Das mag gerade in ländlichen Regionen stimmen, sagt Reese. Für ihn deutet das auf ein strukturelles Problem hin: Selbst bei positiven Umwelteinstellungen hätten viele gar keine andere Option, als das Auto zu nutzen. Das muss sich ändern, findet er. Also: "Selbst aktiv werden und die Politik mit in die Pflicht nehmen, Alternativen zum eigenen Auto anzubieten, also zum Beispiel einen besseren öffentlichen Nahverkehr oder die Einrichtung von Sharing-Angeboten."
Die Chinesen bauen jede Woche ein Kohlekraftwerk, da bringen unsere Anstrengungen in Deutschland doch gar nichts.

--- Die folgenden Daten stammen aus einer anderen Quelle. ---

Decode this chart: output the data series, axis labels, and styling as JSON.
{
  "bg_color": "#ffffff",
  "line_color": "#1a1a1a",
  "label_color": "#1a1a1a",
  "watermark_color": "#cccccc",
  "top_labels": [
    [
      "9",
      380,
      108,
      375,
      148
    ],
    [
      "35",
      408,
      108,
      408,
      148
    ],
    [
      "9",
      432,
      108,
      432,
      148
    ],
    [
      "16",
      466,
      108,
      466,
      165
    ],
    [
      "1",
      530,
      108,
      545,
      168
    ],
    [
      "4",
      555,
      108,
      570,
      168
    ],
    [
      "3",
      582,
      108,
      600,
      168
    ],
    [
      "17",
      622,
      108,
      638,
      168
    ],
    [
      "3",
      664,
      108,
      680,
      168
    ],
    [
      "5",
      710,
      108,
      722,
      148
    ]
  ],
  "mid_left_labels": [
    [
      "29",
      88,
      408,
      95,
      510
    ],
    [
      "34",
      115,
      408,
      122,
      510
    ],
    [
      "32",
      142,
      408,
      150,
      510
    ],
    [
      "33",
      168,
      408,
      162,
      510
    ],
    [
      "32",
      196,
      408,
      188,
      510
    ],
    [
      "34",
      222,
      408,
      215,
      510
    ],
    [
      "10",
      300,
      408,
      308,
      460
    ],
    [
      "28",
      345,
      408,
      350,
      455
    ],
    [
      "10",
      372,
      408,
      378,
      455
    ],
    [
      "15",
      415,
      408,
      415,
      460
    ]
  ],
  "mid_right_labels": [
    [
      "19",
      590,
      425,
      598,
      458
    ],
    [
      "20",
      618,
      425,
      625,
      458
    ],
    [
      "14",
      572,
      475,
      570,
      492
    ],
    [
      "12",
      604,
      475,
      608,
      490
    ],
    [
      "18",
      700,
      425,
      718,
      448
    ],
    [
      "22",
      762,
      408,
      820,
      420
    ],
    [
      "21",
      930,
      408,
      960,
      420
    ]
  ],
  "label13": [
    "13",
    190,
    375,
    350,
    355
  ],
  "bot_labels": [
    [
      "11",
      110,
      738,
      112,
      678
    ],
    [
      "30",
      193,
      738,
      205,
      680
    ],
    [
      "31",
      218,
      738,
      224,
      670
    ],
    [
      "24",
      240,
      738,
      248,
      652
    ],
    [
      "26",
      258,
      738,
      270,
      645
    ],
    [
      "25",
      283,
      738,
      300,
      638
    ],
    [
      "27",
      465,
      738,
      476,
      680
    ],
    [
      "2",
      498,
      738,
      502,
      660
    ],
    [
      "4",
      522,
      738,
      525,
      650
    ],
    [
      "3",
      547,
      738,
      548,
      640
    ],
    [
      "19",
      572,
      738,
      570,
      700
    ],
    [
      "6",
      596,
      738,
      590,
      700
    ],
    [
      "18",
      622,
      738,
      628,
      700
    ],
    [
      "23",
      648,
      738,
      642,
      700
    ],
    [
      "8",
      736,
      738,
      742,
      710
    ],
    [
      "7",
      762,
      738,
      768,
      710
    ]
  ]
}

China war 2016 laut Statistischem Bundesamt mit einem Anteil von rund 28 Prozent an den globalen Kohlenstoffdioxid-Emissionen der weltweit größte CO2-Emittent, vor den USA und Indien. Deutschland rangiert auf Rang sechs. Zur Wahrheit gehört jedoch: In China werden Milliarden von Konsumgütern für die westliche Welt hergestellt. Die Kohlekraftwerke dort dienen also auch zur Befriedigung der materiellen Bedürfnisse der Deutschen. Pro Kopf wird in China immer noch sehr viel weniger CO2 emittiert als bei uns, in dieser Betrachtung rangiert China nämlich nur auf Platz 40 der internationalen Liste - noch hinter den schon lang entwickelten Industriestaaten. Deutschland liegt deutlich weiter vorn, auf Platz 27. Reese fragt: "Warum gehen wir in Deutschland nicht innovativ und mutig mit Klimaschutz-Initiativen voran? Unsere Anstrengungen könnten Vorbildcharakter haben - wie schon einmal beim Erneuerbare-Energien-Gesetz."

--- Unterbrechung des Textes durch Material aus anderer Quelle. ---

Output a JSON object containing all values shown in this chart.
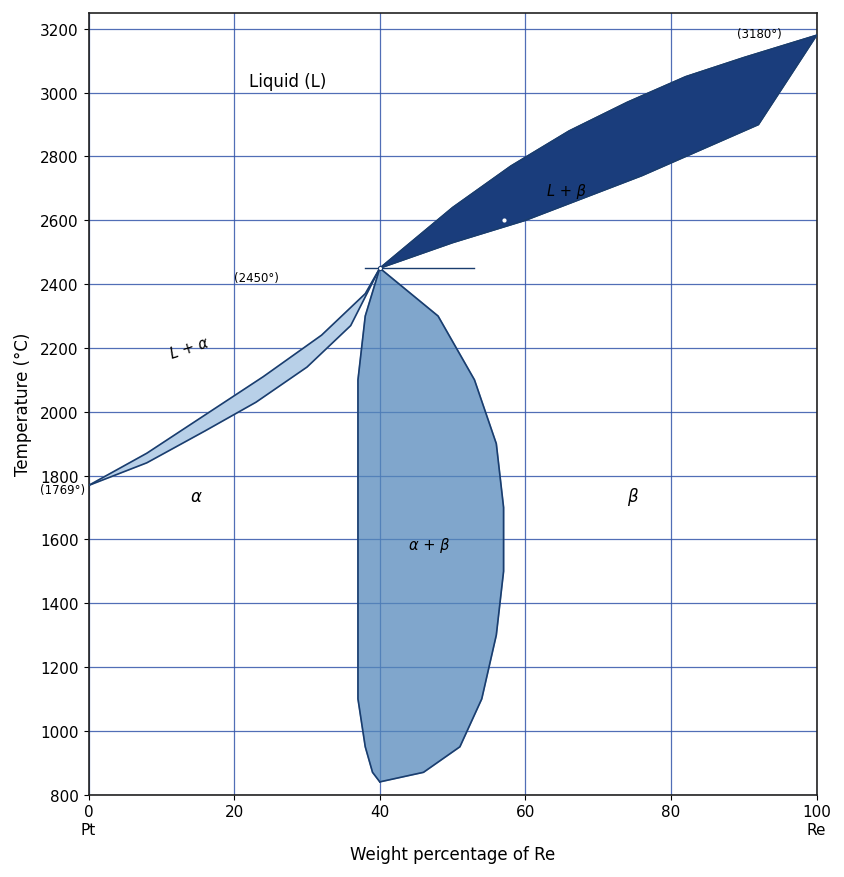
{
  "xlabel": "Weight percentage of Re",
  "ylabel": "Temperature (°C)",
  "xlim": [
    0,
    100
  ],
  "ylim": [
    800,
    3250
  ],
  "yticks": [
    800,
    1000,
    1200,
    1400,
    1600,
    1800,
    2000,
    2200,
    2400,
    2600,
    2800,
    3000,
    3200
  ],
  "xticks": [
    0,
    20,
    40,
    60,
    80,
    100
  ],
  "xticklabels": [
    "0\nPt",
    "20",
    "40",
    "60",
    "80",
    "100\nRe"
  ],
  "bg_color": "#ffffff",
  "grid_color": "#3355aa",
  "label_liquid": "Liquid (L)",
  "label_lalpha": "L + α",
  "label_lbeta": "L + β",
  "label_alpha": "α",
  "label_beta": "β",
  "label_alpha_beta": "α + β",
  "ann_1769": "(1769°)",
  "ann_2450": "(2450°)",
  "ann_3180": "(3180°)",
  "lalpha_liq_x": [
    0,
    8,
    16,
    24,
    32,
    38,
    40
  ],
  "lalpha_liq_y": [
    1769,
    1870,
    1990,
    2110,
    2240,
    2370,
    2450
  ],
  "lalpha_sol_x": [
    0,
    8,
    16,
    23,
    30,
    36,
    40
  ],
  "lalpha_sol_y": [
    1769,
    1840,
    1940,
    2030,
    2140,
    2270,
    2450
  ],
  "lbeta_liq_x": [
    40,
    50,
    58,
    66,
    74,
    82,
    90,
    100
  ],
  "lbeta_liq_y": [
    2450,
    2640,
    2770,
    2880,
    2970,
    3050,
    3110,
    3180
  ],
  "lbeta_sol_x": [
    40,
    50,
    60,
    68,
    76,
    84,
    92,
    100
  ],
  "lbeta_sol_y": [
    2450,
    2530,
    2600,
    2670,
    2740,
    2820,
    2900,
    3180
  ],
  "ab_left_x": [
    40,
    38,
    37,
    37,
    37,
    37,
    37,
    37,
    38,
    39,
    40
  ],
  "ab_left_y": [
    2450,
    2300,
    2100,
    1900,
    1700,
    1500,
    1300,
    1100,
    950,
    870,
    840
  ],
  "ab_right_x": [
    40,
    48,
    53,
    56,
    57,
    57,
    56,
    54,
    51,
    46,
    40
  ],
  "ab_right_y": [
    2450,
    2300,
    2100,
    1900,
    1700,
    1500,
    1300,
    1100,
    950,
    870,
    840
  ],
  "color_lalpha": "#b8d0e8",
  "color_lbeta": "#1a3d7c",
  "color_ab": "#5588bb",
  "color_line": "#1a3d6e"
}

Die Flugzeuge sind voll mit Geschäftsleuten, warum sollte ausgerechnet ich darauf verzichten, einmal pro Jahr in Urlaub zu fliegen?
Dazu Gerhard Reese: Gerade Mobilität bedarf politischer Entscheidungen. Der persönliche Verzicht vieler kann dabei helfen, ein Signal an die Politik zu senden und klarzumachen: Wir wollen eine andere Mobilität!
Die Industrie muss effizientere Autos und Geräte bauen, dann brauche ich nichts zu ändern.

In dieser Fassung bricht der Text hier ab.